Establishing priorities for national communicable disease surveillance
The federal government has collected information on communicable diseases since 1924, under the legislative authority of the Statistics Canada Act and the Health Canada Act. Aggregate data on communicable diseases was initially collected and collated by The Dominion Bureau of Statistics (later changed to Statistics Canada), but this responsibility, with the exception of tuberculosis, was transferred to the Laboratory Centre for Disease Control (LCDC) in 1988. Responsibility for tuberculosis was subsequently transferred to the LCDC in 1995. Currently, information on communicable diseases under national surveillance is managed by the Division of Disease Surveillance within the Bureau of Infectious Diseases, LCDC.

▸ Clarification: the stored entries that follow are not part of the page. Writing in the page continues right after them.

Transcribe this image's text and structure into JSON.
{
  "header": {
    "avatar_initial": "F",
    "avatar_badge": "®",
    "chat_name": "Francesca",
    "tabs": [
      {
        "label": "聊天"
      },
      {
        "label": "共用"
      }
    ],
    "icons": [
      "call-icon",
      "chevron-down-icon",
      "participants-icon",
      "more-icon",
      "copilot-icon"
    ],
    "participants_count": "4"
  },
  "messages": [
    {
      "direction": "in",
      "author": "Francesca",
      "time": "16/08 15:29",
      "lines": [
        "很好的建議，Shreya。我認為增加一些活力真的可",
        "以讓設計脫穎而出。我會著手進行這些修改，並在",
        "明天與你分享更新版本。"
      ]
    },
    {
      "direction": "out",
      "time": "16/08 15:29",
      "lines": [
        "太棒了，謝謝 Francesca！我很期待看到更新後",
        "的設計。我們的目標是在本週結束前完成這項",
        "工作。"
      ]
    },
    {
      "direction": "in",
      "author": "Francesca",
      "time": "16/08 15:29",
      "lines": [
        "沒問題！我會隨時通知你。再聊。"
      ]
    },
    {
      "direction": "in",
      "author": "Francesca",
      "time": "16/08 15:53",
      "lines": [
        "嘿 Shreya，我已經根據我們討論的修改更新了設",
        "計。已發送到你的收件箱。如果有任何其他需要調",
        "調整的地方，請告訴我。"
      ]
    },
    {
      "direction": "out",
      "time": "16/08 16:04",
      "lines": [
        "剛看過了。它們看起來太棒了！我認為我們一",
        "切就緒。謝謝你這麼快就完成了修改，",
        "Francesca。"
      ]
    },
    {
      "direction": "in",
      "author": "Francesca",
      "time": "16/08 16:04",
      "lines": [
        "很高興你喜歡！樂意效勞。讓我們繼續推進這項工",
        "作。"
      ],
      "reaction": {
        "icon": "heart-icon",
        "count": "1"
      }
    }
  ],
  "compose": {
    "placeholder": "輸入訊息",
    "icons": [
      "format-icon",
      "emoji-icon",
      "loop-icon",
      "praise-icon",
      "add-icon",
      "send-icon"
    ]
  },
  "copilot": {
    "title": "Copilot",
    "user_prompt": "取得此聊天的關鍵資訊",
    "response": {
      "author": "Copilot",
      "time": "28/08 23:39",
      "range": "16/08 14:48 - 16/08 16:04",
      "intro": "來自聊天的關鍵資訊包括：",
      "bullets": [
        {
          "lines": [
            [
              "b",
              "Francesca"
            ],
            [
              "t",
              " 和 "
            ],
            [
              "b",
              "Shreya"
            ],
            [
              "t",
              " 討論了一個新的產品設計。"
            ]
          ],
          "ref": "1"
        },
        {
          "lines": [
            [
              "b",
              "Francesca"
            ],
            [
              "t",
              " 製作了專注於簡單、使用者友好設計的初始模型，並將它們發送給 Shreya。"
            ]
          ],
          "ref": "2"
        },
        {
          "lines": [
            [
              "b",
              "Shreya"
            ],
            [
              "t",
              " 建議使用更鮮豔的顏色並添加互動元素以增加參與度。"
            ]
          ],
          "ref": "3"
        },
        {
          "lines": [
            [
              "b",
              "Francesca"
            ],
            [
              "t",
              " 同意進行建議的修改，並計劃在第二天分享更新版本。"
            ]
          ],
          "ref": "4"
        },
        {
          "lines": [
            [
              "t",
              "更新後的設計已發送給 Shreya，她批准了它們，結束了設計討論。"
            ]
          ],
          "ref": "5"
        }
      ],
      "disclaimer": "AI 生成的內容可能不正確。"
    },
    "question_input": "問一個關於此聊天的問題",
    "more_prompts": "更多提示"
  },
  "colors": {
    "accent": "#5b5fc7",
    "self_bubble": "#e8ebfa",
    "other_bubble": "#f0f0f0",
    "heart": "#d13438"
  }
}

The delivery of health care and public health services is identified in the Canadian Constitution as a provincial power. The federal government has powers over the provision of safe food and the importation of communicable diseases, and has the power to assist in a crisis such as an infectious disease outbreak.
Although communicable disease surveillance is carried out under provincial authority, coordination and monitoring occur at the federal level. Provincial and federal health authorities reach agreement on communicable disease surveillance by means of a joint committee called the Advisory Committee on Epidemiology (ACE) and its subcommittee on communicable diseases.
The Division of Disease Surveillance is frequently asked why all infectious diseases of general interest are not nationally notifiable. First, disease surveillance requires money, time and energy for health care providers, local health units, provinces, territories or Health Canada to report and collect data on every communicable disease. Second, it requires considerable time and effort to make a disease nationally notifiable because every province and territory needs to go through the legislative or regulatory process of making the disease re- portable within their jurisdictions. The process is managed by setting priorities to decide where to put the greatest effort. Criteria for priority setting should be explicit and measurable, and should minimize the influence of such factors as personal interest and political agendas. To the utmost degree possible, the criteria should be based on scientific evidence. Above all, “the challenge is to make the priority-setting process transparent and open to criticism and revision”.